The most personal piece on the album, ‘Daughter of a Working Man’ references the historical position of women in patriarchal societies.

“Had I been born in another generation, I would have had to go from my father’s house directly to my husband’s home. Outside of those spaces, I would not be able to define myself, except perhaps as a widow. I think a lot about what it means to exist as a woman now and back then, and about the strange set of rules society still places on womanhood.”

Mikol is intrigued by the human tendency to divide and “wall-off” people – the inspiration for the album’s second song, ‘Hold’, which she composed while spearheading a creative project for Celtic Colours International Festival in 2012.

“Over time, that piece has taken on a sort of anthemic quality,” she explains, “and the video we made for it really highlights that aspect. Generally, the song is about the danger of protectivism and the importance of community. From a less idealistic perspective, it is about the frustration that results from having to fight the same battles over and over again for basic human rights.”

Since her last recording – 2011’s critically acclaimed Creature – Mikol has toured the North American folk festival circuit non-stop, performing alongside the likes of Garnet Rogers, Amelia Curran and Matt Anderson. She credits the travel and exposure for helping her songwriting and maturing her voice. Though the new album took three years to record in four different studios, it finally came to fruition after she and producer Jon Landry pared the list of song possibilities from 16 to 10.

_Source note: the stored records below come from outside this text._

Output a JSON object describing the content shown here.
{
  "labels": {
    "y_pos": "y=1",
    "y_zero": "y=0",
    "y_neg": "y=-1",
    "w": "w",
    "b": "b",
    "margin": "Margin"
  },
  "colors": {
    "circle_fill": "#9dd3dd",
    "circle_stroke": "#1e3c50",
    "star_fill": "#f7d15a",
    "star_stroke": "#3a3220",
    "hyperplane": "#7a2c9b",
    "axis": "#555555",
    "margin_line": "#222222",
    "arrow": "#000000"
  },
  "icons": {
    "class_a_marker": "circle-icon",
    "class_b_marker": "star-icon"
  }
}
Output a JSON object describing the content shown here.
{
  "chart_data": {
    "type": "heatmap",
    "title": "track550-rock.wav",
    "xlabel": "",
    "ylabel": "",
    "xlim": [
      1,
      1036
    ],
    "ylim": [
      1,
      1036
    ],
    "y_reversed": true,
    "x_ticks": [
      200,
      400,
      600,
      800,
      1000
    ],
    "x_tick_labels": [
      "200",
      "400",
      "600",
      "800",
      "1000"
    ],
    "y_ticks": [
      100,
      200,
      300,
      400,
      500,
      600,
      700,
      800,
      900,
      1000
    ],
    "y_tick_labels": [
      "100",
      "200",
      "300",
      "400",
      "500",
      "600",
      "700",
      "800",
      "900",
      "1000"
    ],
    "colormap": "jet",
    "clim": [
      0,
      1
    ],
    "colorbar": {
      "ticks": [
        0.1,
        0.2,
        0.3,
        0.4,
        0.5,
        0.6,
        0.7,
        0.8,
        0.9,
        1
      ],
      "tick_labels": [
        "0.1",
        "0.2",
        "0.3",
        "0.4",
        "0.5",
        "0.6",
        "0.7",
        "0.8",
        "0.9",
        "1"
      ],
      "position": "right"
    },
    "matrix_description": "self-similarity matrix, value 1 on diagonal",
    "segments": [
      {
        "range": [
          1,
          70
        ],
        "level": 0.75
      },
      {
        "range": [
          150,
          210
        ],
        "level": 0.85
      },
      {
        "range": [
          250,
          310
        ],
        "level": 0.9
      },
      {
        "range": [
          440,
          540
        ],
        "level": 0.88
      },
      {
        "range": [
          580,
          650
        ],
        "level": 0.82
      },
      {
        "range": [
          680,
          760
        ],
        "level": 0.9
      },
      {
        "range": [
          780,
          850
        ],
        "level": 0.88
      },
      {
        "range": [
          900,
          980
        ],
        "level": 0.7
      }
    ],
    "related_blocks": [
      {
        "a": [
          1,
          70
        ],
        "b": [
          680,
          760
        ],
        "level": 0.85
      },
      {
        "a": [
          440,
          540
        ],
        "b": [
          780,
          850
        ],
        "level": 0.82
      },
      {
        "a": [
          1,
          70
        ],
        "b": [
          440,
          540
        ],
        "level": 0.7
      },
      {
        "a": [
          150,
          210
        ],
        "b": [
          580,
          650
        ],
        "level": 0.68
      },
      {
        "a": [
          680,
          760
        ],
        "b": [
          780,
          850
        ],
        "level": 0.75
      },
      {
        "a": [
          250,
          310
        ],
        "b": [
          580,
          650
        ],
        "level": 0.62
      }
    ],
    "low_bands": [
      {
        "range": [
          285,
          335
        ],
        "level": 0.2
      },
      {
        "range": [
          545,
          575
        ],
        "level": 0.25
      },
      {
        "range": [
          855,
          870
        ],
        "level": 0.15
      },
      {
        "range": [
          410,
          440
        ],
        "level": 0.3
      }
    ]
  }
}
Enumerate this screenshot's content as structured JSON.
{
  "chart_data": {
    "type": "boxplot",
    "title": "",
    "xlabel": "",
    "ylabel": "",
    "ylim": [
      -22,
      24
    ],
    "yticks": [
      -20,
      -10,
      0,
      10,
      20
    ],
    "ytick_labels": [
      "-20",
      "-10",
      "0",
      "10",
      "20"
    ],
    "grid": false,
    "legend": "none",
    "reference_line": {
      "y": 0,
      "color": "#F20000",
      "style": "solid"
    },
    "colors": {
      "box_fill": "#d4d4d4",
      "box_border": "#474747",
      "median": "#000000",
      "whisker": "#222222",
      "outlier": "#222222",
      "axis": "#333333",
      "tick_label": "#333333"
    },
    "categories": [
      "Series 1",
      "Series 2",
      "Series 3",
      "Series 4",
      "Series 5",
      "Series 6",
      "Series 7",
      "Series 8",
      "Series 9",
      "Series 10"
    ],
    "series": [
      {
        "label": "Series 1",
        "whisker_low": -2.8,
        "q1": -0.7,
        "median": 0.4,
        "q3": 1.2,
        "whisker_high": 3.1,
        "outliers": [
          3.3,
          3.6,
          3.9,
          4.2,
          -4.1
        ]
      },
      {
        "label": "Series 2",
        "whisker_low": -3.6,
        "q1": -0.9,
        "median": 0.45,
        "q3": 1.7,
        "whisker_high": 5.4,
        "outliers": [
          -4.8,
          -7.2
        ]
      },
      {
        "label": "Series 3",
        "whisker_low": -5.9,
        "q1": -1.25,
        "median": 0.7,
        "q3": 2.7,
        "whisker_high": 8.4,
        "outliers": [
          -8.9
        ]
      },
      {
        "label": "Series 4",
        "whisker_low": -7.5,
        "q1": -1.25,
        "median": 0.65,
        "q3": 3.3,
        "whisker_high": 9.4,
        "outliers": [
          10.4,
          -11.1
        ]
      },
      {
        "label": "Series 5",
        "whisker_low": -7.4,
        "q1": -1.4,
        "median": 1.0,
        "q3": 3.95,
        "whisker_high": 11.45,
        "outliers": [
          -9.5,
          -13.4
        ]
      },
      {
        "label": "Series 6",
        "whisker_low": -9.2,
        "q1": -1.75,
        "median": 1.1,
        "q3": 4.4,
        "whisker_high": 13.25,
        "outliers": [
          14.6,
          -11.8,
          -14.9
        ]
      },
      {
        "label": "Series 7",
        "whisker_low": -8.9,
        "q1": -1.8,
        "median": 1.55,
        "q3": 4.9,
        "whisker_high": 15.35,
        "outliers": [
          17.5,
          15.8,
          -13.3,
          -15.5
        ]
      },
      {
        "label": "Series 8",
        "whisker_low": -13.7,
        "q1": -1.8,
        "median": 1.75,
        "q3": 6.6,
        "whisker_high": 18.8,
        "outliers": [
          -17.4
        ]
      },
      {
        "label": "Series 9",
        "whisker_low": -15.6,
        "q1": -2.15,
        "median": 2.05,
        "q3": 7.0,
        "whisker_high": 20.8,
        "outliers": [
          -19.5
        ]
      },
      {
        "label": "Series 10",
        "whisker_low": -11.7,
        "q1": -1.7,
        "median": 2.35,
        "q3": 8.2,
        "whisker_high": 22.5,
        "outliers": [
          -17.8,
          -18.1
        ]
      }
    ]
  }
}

“There is a full band, and a host of guest vocalists and musicians. Jon translated my ideas to the engineers, played a lot of the instruments himself, told me when I was wrong, and pushed me to be braver and more confident in my vocals.”

The song ‘1969’ was also written years ago, originally for acoustic guitar, but she sings and plays piano on it for the new album.

“We sent that track to David Langstroth from (Halifax-based) Rhapsody Quintet,” she notes. “He arranged the strings and horns around exactly what I played.”

Once she was satisfied with a piece, Mikol then had to interpret it sonically.

“A lot of vintage gear was used, and it was mixed to tape, but we also used electronic plug-ins and plenty of effects. I don’t have any hang-ups about that kind of stuff – I’m not a purist by any means. I want the sounds that best serve each song.”